10 June 2023

Did Homesteading Cause Dispossession of Indian Lands?

From Homesteading the Plains: Toward a New History, by Richard Edwards, Jacob K. Friefeld, and Rebecca S. Wingo (University of Nebraska Press, 2017), Kindle pp. 127-128:

Although homesteading occurred in thirty states, this chapter has focused on the process in the Great Plains, its center of gravity. As we have seen, the relationship between homesteading and dispossession [of Indian lands] differed depending on place and time.

In the Nebraska pattern, which held for eastern and central Nebraska, the federal government had largely cleared Indian land titles even before passage of the Homestead Act [in 1862], and homesteading mainly served as an equalizing corrective to other federal land policies that had grossly favored speculators and other large operators. California, Kansas, and Minnesota appear to mostly follow the Nebraska pattern, though more detailed studies would likely reveal more nuanced local patterns.

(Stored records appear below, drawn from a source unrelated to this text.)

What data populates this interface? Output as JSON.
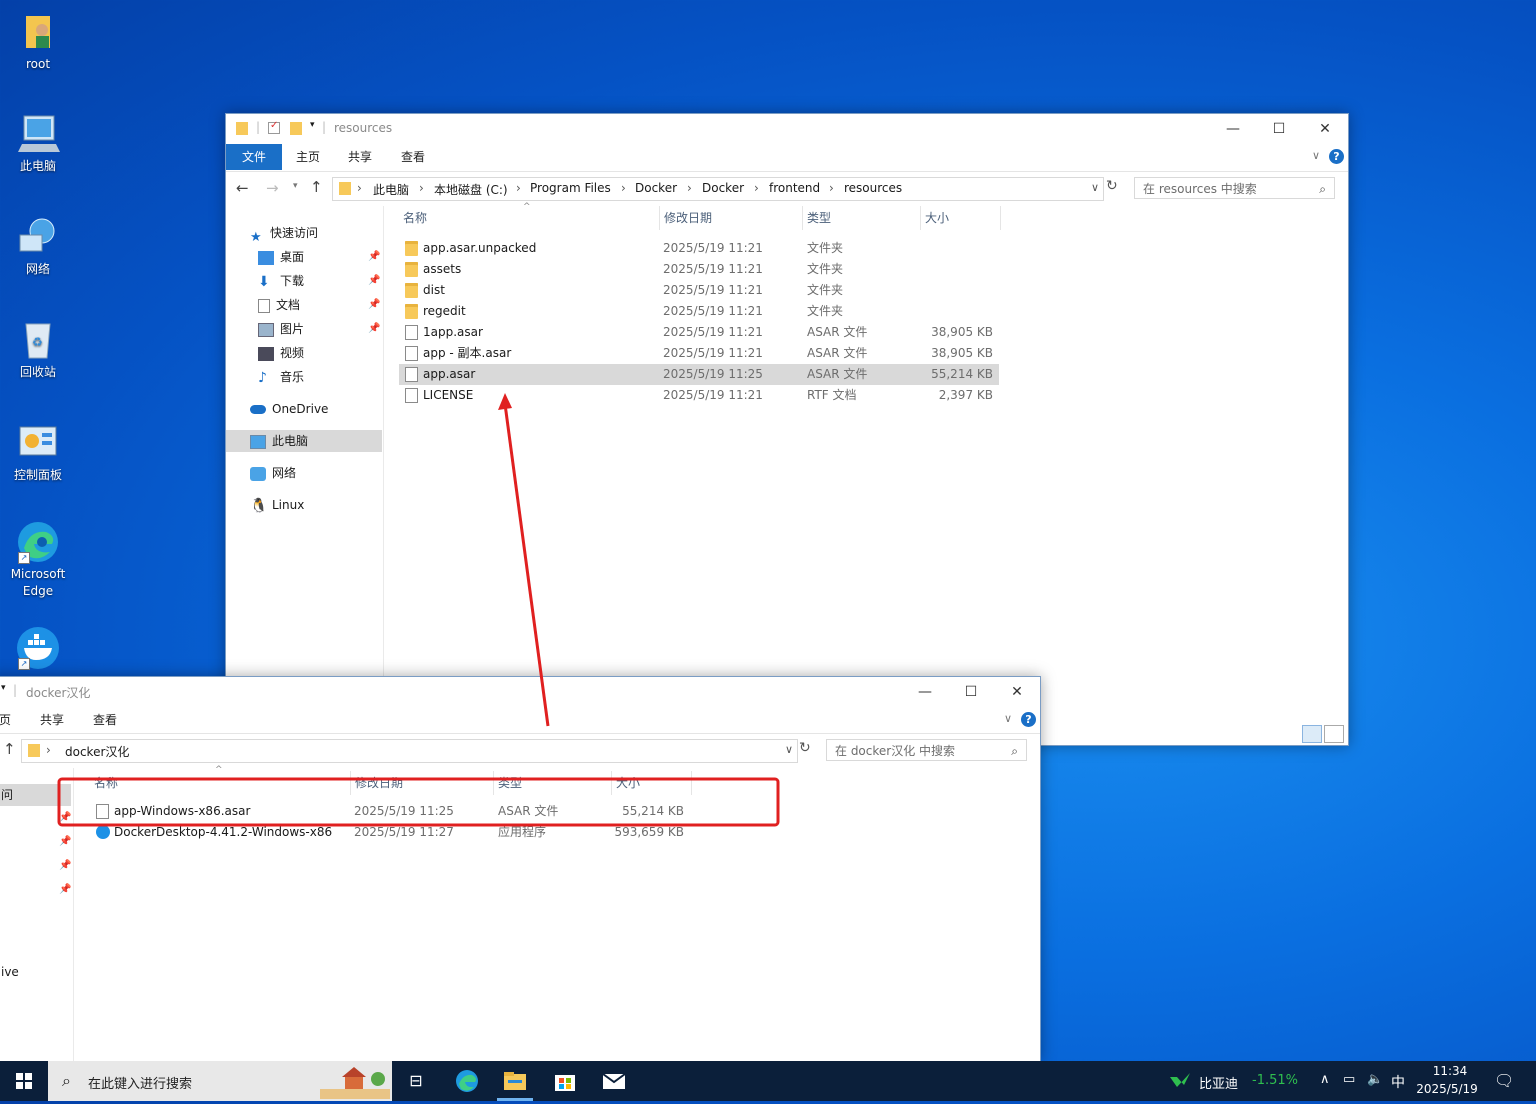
{
  "desktop": {
    "icons": [
      {
        "label": "root",
        "icon": "user-folder-icon"
      },
      {
        "label": "此电脑",
        "icon": "computer-icon"
      },
      {
        "label": "网络",
        "icon": "network-icon"
      },
      {
        "label": "回收站",
        "icon": "recycle-bin-icon"
      },
      {
        "label": "控制面板",
        "icon": "control-panel-icon"
      },
      {
        "label": "Microsoft Edge",
        "icon": "edge-icon"
      },
      {
        "label": "",
        "icon": "docker-icon"
      }
    ]
  },
  "window1": {
    "title": "resources",
    "ribbon_tabs": [
      "文件",
      "主页",
      "共享",
      "查看"
    ],
    "breadcrumb": [
      "此电脑",
      "本地磁盘 (C:)",
      "Program Files",
      "Docker",
      "Docker",
      "frontend",
      "resources"
    ],
    "search_placeholder": "在 resources 中搜索",
    "nav": {
      "quick_access": "快速访问",
      "quick_items": [
        "桌面",
        "下载",
        "文档",
        "图片",
        "视频",
        "音乐"
      ],
      "onedrive": "OneDrive",
      "this_pc": "此电脑",
      "network": "网络",
      "linux": "Linux"
    },
    "columns": [
      "名称",
      "修改日期",
      "类型",
      "大小"
    ],
    "files": [
      {
        "name": "app.asar.unpacked",
        "date": "2025/5/19 11:21",
        "type": "文件夹",
        "size": "",
        "kind": "folder"
      },
      {
        "name": "assets",
        "date": "2025/5/19 11:21",
        "type": "文件夹",
        "size": "",
        "kind": "folder"
      },
      {
        "name": "dist",
        "date": "2025/5/19 11:21",
        "type": "文件夹",
        "size": "",
        "kind": "folder"
      },
      {
        "name": "regedit",
        "date": "2025/5/19 11:21",
        "type": "文件夹",
        "size": "",
        "kind": "folder"
      },
      {
        "name": "1app.asar",
        "date": "2025/5/19 11:21",
        "type": "ASAR 文件",
        "size": "38,905 KB",
        "kind": "file"
      },
      {
        "name": "app - 副本.asar",
        "date": "2025/5/19 11:21",
        "type": "ASAR 文件",
        "size": "38,905 KB",
        "kind": "file"
      },
      {
        "name": "app.asar",
        "date": "2025/5/19 11:25",
        "type": "ASAR 文件",
        "size": "55,214 KB",
        "kind": "file"
      },
      {
        "name": "LICENSE",
        "date": "2025/5/19 11:21",
        "type": "RTF 文档",
        "size": "2,397 KB",
        "kind": "file"
      }
    ]
  },
  "window2": {
    "title": "docker汉化",
    "ribbon_tabs": [
      "页",
      "共享",
      "查看"
    ],
    "breadcrumb": [
      "docker汉化"
    ],
    "search_placeholder": "在 docker汉化 中搜索",
    "nav": {
      "partial1": "问",
      "partial2": "ive"
    },
    "columns": [
      "名称",
      "修改日期",
      "类型",
      "大小"
    ],
    "files": [
      {
        "name": "app-Windows-x86.asar",
        "date": "2025/5/19 11:25",
        "type": "ASAR 文件",
        "size": "55,214 KB",
        "kind": "file"
      },
      {
        "name": "DockerDesktop-4.41.2-Windows-x86",
        "date": "2025/5/19 11:27",
        "type": "应用程序",
        "size": "593,659 KB",
        "kind": "app"
      }
    ]
  },
  "taskbar": {
    "search_placeholder": "在此键入进行搜索",
    "stock_name": "比亚迪",
    "stock_change": "-1.51%",
    "ime": "中",
    "time": "11:34",
    "date": "2025/5/19"
  },
  "colors": {
    "accent": "#1a6fc7",
    "annotation": "#e02020",
    "stock_up": "#2fbf4f"
  }
}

In Colorado [which quickly became a territory in the wake of the Pike's Peak Gold Rush in 1858], dispossession preceded homesteading by several decades, and homesteading simply came too late to have been a significant cause of dispossession. Montana followed the Colorado pattern, as did the northwest corner of Nebraska and seemingly New Mexico and Wyoming as well.

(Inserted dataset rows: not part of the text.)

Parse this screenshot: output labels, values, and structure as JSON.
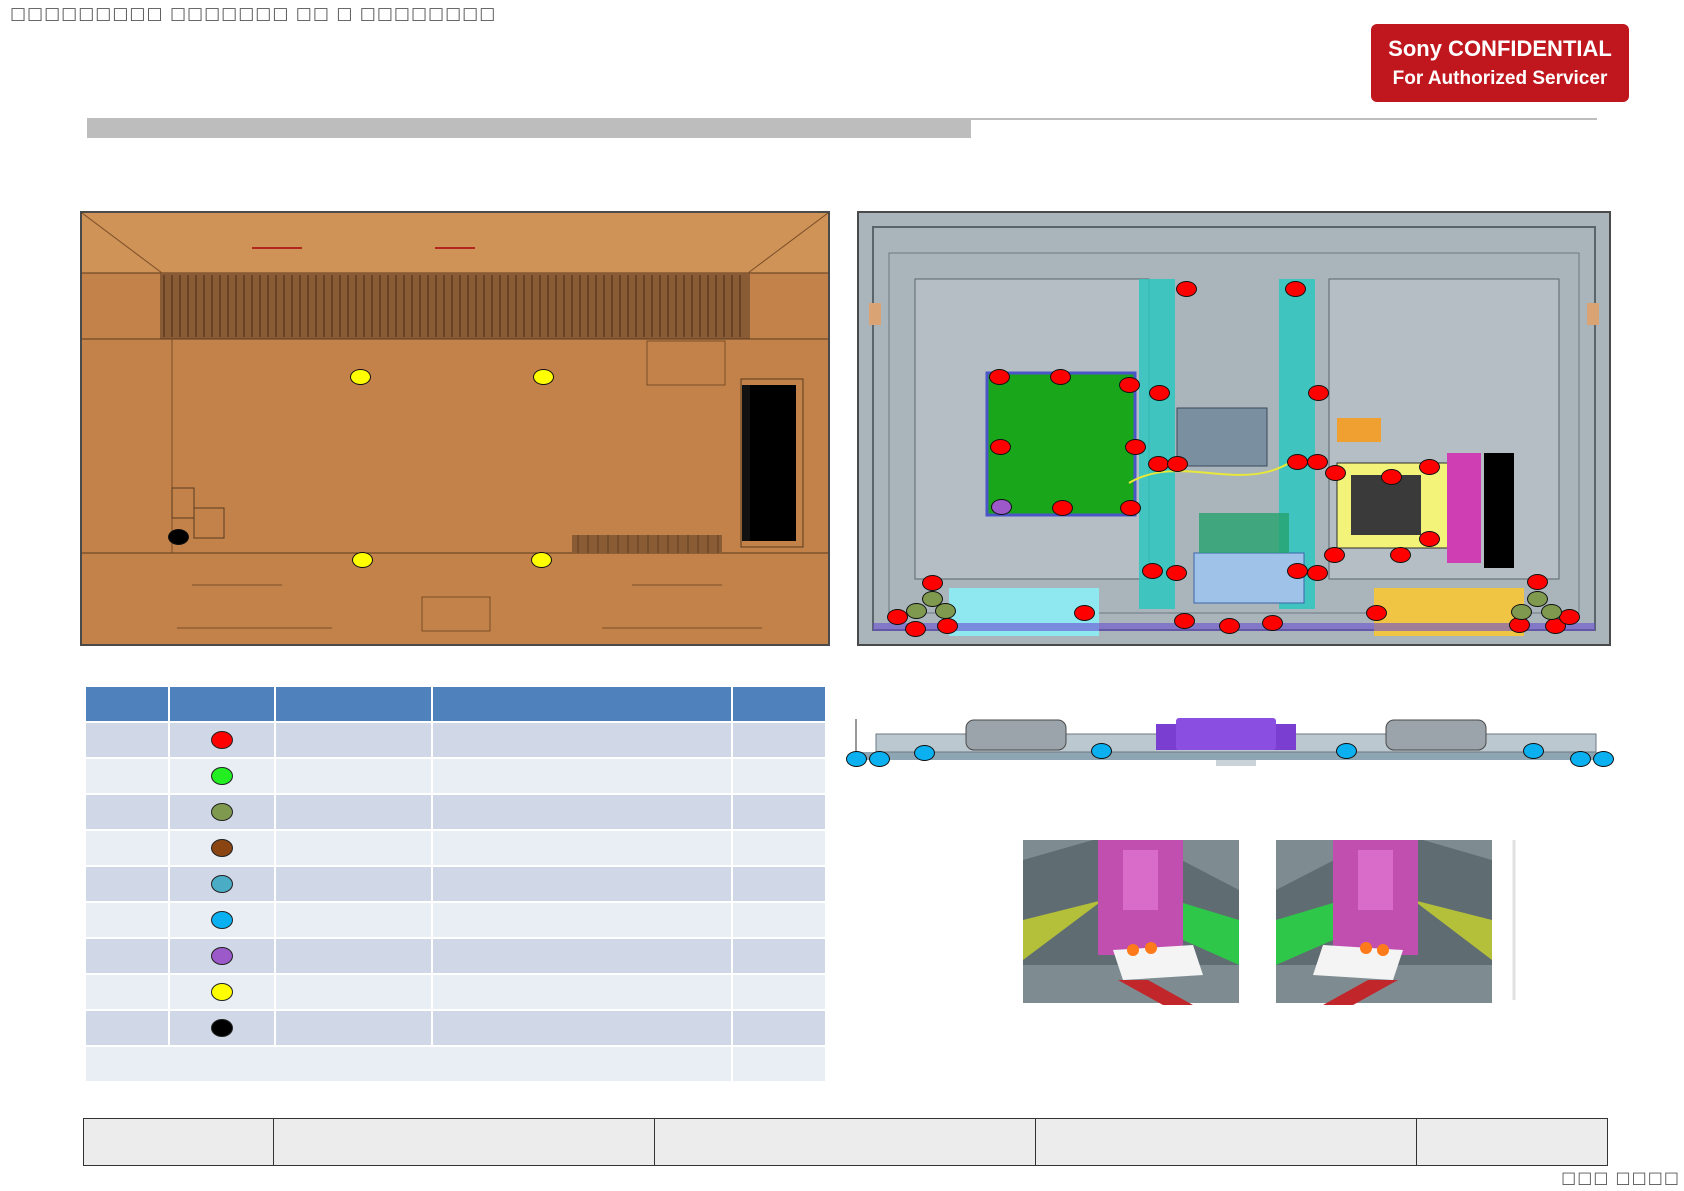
{
  "header": {
    "garbled_title": "□□□□□□□□□ □□□□□□□ □□ □ □□□□□□□□",
    "confidential_line1": "Sony CONFIDENTIAL",
    "confidential_line2": "For Authorized Servicer"
  },
  "diagrams": {
    "rear_view": {
      "screw_markers": [
        "yellow",
        "yellow",
        "yellow",
        "yellow",
        "black"
      ]
    },
    "front_view": {
      "screw_markers": [
        "red",
        "green",
        "olive",
        "purple"
      ]
    },
    "side_profile": {
      "screw_markers": [
        "sky-blue"
      ]
    }
  },
  "legend": {
    "header_cells": [
      "",
      "",
      "",
      "",
      ""
    ],
    "rows": [
      {
        "color": "#ff0000"
      },
      {
        "color": "#22ee22"
      },
      {
        "color": "#7f9a4e"
      },
      {
        "color": "#8b4513"
      },
      {
        "color": "#4bacc6"
      },
      {
        "color": "#0ab0f0"
      },
      {
        "color": "#9b59c9"
      },
      {
        "color": "#ffff00"
      },
      {
        "color": "#000000"
      }
    ]
  },
  "footer": {
    "cells": [
      "",
      "",
      "",
      "",
      ""
    ],
    "page_number": "□□□ □□□□"
  },
  "colors": {
    "badge": "#c0171e",
    "table_header": "#4f81bd",
    "table_row_odd": "#d0d8e8",
    "table_row_even": "#e9edf4",
    "rear_cover": "#c2824a",
    "chassis": "#a9b4bb"
  }
}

The Dakota pattern, by contrast, which characterized both Dakota Territory and Indian Territory, was driven by land seekers and their advocates becoming noisy and powerful advocates pressuring their federal representatives to open Indian lands to white settlement. In Dakota Territory and Indian Territory, homesteaders were not the only ones working to “restore” Indian lands, but their actions speeded up dispossession and emboldened federal leaders to open larger tracts of Indian lands for white settlement [in the wake of the Dawes Act in 1887].

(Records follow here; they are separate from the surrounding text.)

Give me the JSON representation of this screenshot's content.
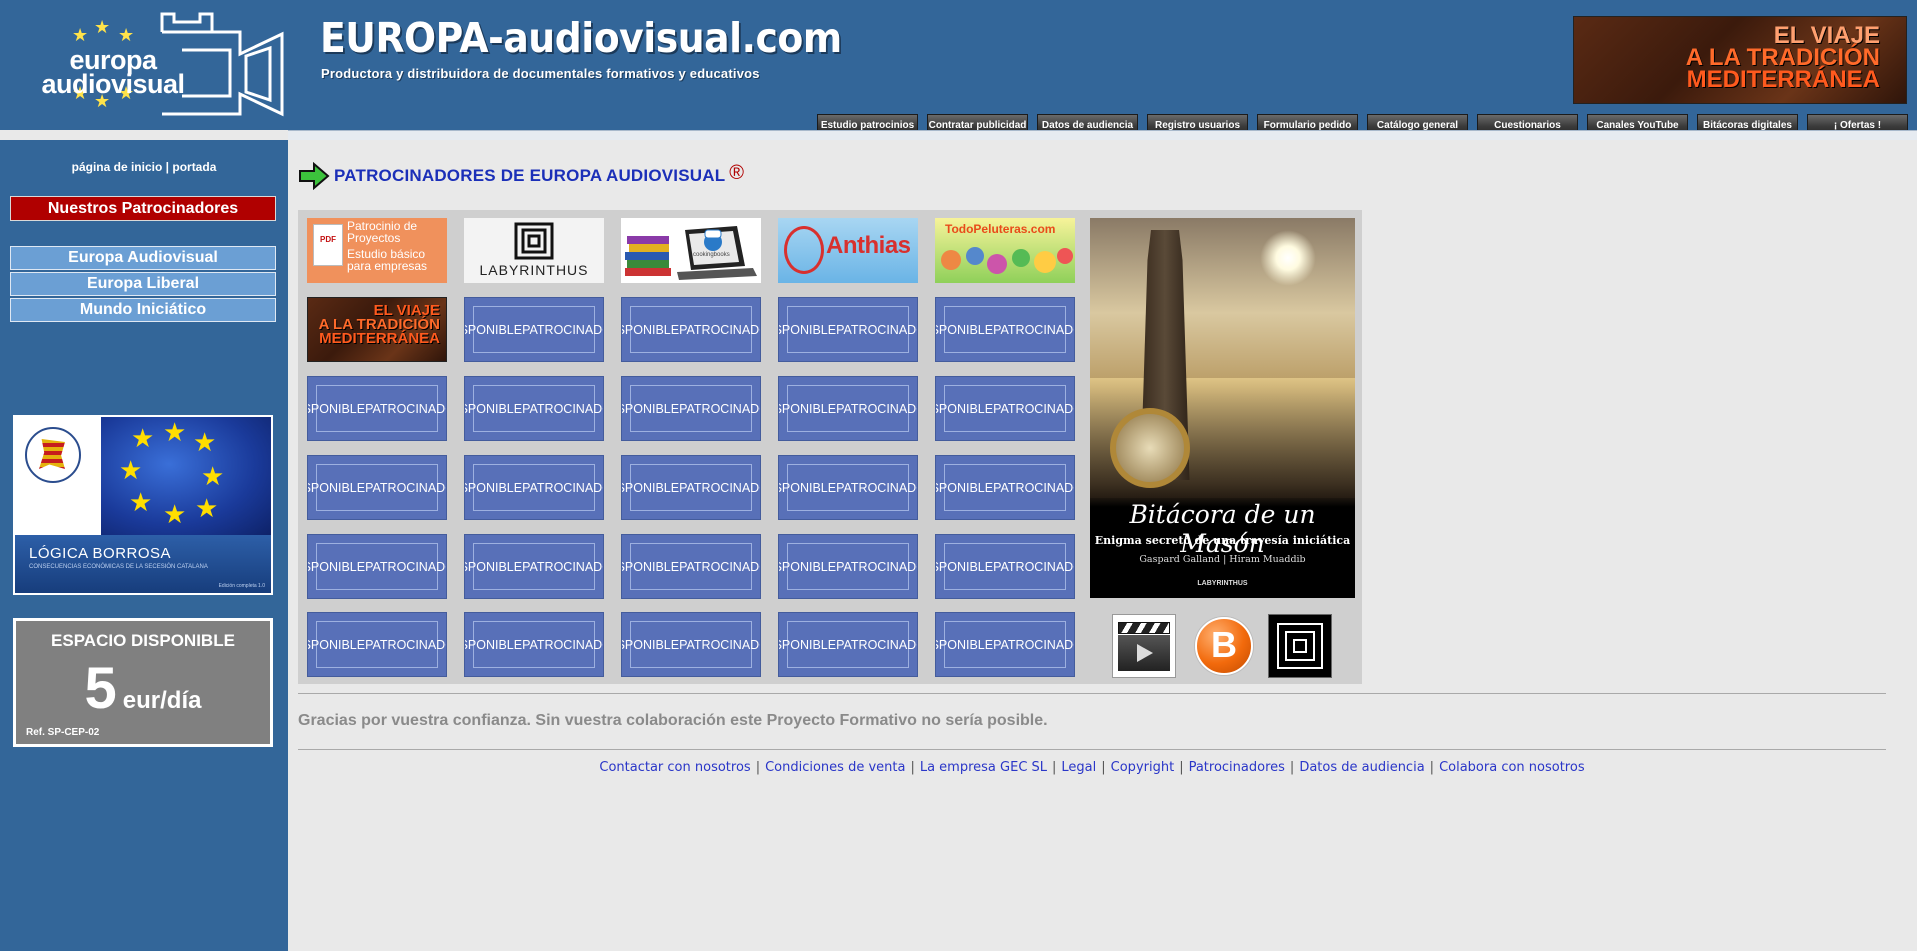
{
  "header": {
    "logo_line1": "europa",
    "logo_line2": "audiovisual",
    "site_title": "EUROPA-audiovisual.com",
    "site_subtitle": "Productora y distribuidora de documentales formativos y educativos",
    "banner": {
      "line1": "EL VIAJE",
      "line2": "A LA TRADICIÓN",
      "line3": "MEDITERRÁNEA"
    }
  },
  "topnav": [
    "Estudio patrocinios",
    "Contratar publicidad",
    "Datos de audiencia",
    "Registro usuarios",
    "Formulario pedido",
    "Catálogo general",
    "Cuestionarios",
    "Canales YouTube",
    "Bitácoras digitales",
    "¡ Ofertas !"
  ],
  "sidebar": {
    "home_link": "página de inicio",
    "sep": "|",
    "portada_link": "portada",
    "patrocinadores_button": "Nuestros Patrocinadores",
    "links": [
      "Europa Audiovisual",
      "Europa Liberal",
      "Mundo Iniciático"
    ],
    "logica_banner": {
      "title": "LÓGICA BORROSA",
      "subtitle": "CONSECUENCIAS ECONÓMICAS DE LA SECESIÓN CATALANA",
      "edition": "Edición completa 1.0"
    },
    "espacio_banner": {
      "heading": "ESPACIO DISPONIBLE",
      "price": "5",
      "unit": "eur/día",
      "ref": "Ref. SP-CEP-02"
    }
  },
  "main": {
    "heading": "PATROCINADORES DE EUROPA AUDIOVISUAL",
    "registered_mark": "®",
    "sponsors_row1": {
      "patrocinio": {
        "line1": "Patrocinio de",
        "line2": "Proyectos",
        "line3": "Estudio básico",
        "line4": "para empresas"
      },
      "labyrinthus": "LABYRINTHUS",
      "books_label": "cookingbooks",
      "anthias": "Anthias",
      "todopeluteras": "TodoPeluteras.com"
    },
    "viaje_tile": {
      "line1": "EL VIAJE",
      "line2": "A LA TRADICIÓN",
      "line3": "MEDITERRÁNEA"
    },
    "disponible": {
      "line1": "DISPONIBLE",
      "line2": "PATROCINADOR"
    },
    "bitacora": {
      "title": "Bitácora de un Masón",
      "subtitle": "Enigma secreto de una travesía iniciática",
      "authors": "Gaspard Galland  |  Hiram Muaddib",
      "publisher": "LABYRINTHUS"
    },
    "thanks": "Gracias por vuestra confianza. Sin vuestra colaboración este Proyecto Formativo no sería posible."
  },
  "footer": {
    "links": [
      "Contactar con nosotros",
      "Condiciones de venta",
      "La empresa GEC SL",
      "Legal",
      "Copyright",
      "Patrocinadores",
      "Datos de audiencia",
      "Colabora con nosotros"
    ],
    "separator": "|"
  }
}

This concludes our reexamination of the four stylized facts adopted by the scholarly consensus on homesteading. In analyzing the first three stylized facts, we find the consensus wrong or deeply flawed. In examining the fourth stylized fact, which links homesteading to dispossession, we arrive at a more nuanced conclusion than its simple statement allows. It is both wrong and right. Taken together, the consensus facts provide an altogether misleading interpretation of homesteading.